Challenging road ahead sees company cut head count by seven per cent.

Elon Musk, Tesla CEO, has confirmed the company will shed about seven per cent of its workforce to "advance our mission", described as "accelerating the advent of sustainable transport and energy, which is important for all life on Earth".

In a letter, the outspoken CEO described 2018 as the "most challenging" and "most successful" year yet for Tesla, which saw it just weeks from bankruptcy as it went through production hell in an effort to churn out 5000 units of the Model 3 per week.

Ever since the milestone was reached, the Model 3 has been one of the best selling cars in the US. In December Tesla delivered 25,250 Model 3 sedans, making it the 12th best selling vehicle overall.

In the third quarter of 2018, Tesla returned its first profit — around four per cent — in several years. Musk claims Tesla also made a smaller profit in the fourth quarter, and is hoping to make a "tiny profit" this quarter.

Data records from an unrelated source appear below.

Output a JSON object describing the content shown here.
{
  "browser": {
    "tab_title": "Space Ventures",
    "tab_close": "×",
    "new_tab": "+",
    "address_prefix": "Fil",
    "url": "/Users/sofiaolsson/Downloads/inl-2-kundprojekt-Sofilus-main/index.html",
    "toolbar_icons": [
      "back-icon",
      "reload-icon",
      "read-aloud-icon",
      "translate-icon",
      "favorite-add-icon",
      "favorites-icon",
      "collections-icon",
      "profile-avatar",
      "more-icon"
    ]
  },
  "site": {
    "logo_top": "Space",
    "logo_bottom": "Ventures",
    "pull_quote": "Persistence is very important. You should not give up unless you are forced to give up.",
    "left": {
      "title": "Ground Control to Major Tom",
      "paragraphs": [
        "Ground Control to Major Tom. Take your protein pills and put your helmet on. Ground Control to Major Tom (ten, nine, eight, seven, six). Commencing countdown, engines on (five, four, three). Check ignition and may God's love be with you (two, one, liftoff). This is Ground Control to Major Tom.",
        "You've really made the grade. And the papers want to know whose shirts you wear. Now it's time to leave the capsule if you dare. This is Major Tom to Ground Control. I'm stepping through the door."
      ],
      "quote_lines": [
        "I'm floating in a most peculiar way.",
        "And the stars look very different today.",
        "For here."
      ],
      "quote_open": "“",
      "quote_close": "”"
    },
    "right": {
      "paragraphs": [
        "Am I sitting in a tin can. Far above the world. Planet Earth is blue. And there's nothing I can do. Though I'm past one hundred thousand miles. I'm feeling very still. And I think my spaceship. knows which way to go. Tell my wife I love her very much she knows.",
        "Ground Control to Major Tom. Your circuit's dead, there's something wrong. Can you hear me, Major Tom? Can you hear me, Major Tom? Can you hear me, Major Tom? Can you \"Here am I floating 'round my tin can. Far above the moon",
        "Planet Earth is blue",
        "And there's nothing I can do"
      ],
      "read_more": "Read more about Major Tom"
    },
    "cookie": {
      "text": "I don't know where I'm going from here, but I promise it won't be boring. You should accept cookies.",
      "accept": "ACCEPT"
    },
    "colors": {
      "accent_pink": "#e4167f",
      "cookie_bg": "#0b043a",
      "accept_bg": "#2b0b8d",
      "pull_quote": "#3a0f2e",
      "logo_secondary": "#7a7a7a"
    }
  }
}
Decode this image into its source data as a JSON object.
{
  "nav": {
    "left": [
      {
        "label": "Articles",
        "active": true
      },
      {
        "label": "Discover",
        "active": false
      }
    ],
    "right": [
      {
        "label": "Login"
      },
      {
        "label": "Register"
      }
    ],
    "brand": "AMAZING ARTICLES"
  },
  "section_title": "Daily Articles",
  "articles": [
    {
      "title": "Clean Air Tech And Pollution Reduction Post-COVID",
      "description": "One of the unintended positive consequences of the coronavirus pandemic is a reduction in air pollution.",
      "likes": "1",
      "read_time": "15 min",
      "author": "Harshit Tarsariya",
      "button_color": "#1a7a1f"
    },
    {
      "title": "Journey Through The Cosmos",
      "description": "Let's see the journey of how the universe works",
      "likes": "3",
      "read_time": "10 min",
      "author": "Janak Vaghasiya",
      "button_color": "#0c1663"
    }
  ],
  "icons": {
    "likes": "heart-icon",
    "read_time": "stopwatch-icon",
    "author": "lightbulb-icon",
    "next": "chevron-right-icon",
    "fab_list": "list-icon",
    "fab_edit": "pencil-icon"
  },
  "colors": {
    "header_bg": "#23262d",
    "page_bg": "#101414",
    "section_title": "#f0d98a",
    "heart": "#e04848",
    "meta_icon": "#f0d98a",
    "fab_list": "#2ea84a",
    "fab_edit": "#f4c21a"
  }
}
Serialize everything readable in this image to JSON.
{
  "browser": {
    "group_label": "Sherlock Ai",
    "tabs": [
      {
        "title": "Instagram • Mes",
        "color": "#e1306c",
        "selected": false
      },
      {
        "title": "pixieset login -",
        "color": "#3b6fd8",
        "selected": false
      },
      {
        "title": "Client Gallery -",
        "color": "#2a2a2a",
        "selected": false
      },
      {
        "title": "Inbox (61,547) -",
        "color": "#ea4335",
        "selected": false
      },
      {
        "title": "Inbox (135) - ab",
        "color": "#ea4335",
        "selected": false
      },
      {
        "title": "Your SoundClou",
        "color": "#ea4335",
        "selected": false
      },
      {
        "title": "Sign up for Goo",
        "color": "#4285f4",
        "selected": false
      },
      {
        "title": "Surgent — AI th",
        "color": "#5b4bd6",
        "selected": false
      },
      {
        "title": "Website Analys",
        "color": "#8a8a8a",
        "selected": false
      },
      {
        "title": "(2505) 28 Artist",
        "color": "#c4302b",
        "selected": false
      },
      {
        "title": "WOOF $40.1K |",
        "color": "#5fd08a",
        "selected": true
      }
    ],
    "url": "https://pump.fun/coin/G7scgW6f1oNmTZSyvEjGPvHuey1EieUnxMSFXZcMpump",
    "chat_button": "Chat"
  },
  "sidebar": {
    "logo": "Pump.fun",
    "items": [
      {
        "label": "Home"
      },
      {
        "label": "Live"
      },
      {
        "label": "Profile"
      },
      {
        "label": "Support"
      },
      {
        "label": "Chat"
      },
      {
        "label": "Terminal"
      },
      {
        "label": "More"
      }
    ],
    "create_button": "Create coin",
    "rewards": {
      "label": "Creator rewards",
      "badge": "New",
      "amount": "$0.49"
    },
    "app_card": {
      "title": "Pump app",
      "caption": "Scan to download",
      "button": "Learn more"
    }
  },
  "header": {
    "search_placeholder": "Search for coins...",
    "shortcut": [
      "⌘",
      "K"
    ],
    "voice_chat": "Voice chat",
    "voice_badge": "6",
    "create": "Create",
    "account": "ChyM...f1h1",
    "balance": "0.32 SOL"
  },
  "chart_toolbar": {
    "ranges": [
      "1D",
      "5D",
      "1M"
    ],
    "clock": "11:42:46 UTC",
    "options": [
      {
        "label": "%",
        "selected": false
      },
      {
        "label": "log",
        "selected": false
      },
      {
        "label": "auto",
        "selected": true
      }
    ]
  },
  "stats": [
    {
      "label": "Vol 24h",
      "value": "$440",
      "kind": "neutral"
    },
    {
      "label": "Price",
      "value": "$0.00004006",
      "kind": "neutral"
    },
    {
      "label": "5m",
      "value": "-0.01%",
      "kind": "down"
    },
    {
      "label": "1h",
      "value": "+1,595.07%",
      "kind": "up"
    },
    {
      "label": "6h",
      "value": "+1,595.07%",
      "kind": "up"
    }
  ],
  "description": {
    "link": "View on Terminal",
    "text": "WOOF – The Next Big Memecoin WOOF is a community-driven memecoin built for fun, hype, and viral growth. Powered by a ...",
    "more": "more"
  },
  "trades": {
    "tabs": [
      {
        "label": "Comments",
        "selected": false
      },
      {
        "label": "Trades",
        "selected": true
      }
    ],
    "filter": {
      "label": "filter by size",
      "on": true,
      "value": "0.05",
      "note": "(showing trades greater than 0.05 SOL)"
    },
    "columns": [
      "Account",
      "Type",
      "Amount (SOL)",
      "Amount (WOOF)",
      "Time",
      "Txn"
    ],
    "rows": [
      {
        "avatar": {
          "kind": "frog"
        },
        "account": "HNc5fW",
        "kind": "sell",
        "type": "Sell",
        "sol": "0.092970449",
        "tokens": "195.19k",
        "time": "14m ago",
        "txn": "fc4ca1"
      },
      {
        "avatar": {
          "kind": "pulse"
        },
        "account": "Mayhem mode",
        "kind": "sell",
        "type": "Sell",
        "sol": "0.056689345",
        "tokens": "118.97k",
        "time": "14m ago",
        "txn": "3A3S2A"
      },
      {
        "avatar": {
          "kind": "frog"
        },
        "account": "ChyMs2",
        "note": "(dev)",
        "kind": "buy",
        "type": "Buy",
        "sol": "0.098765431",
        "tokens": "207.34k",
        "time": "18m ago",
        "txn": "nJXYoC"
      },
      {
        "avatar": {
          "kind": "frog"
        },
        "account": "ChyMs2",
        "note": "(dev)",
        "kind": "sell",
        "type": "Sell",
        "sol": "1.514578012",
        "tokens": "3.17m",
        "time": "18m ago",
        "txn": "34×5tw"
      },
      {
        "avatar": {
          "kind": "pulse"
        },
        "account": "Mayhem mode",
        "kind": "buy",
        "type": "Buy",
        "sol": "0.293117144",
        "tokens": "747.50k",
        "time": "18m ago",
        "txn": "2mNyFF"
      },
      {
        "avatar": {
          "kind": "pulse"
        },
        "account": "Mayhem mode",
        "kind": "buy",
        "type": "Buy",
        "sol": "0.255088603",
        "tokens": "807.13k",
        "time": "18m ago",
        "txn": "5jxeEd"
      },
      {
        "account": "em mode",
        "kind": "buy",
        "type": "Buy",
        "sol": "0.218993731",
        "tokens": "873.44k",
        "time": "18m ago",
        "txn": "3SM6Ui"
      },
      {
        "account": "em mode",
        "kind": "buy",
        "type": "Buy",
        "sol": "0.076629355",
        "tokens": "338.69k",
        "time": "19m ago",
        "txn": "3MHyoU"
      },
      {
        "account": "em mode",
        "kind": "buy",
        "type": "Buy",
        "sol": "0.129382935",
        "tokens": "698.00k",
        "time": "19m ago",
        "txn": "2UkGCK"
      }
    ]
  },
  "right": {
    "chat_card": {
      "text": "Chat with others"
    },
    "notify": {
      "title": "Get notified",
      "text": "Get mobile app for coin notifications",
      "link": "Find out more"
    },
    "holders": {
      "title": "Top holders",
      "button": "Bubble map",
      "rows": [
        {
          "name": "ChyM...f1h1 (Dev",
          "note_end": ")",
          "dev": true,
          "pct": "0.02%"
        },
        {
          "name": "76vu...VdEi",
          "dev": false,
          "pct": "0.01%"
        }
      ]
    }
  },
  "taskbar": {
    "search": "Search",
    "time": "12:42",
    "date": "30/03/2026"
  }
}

The CEO says Tesla has been able to turn a profit because it has only been making high-spec, high-margin versions of the Model 3, rather than the much hyped US$35,000 ($45,800) entry-level model.

As Tesla's "products are still too expensive for most people" and "the road ahead is very difficult", Musk said the company needed to reduce its full-time workforce by around seven per cent, and "retain only the most critical temps and contractors".

One key challenge for the company is that it has sold over 200,000 electric cars in the US. This means the federal tax rebate on its vehicles has been reduced from US$7500 to US$3750, will drop to US$1875 from July, and will disappear completely from the beginning of 2020.

To address this, Tesla will need to "continue making progress towards lower priced variants of Model 3".

In addition to reducing its head count, Tesla will also increase production of the Model 3 and make "manufacturing design improvements" to the car.

On Twitter Musk also confirmed Tesla's referral program will end on February 1, noting it was "adding too much cost to the cars, especially Model 3". Earlier this month the company dropped the entry-level 75D variants of the Model S and Model X.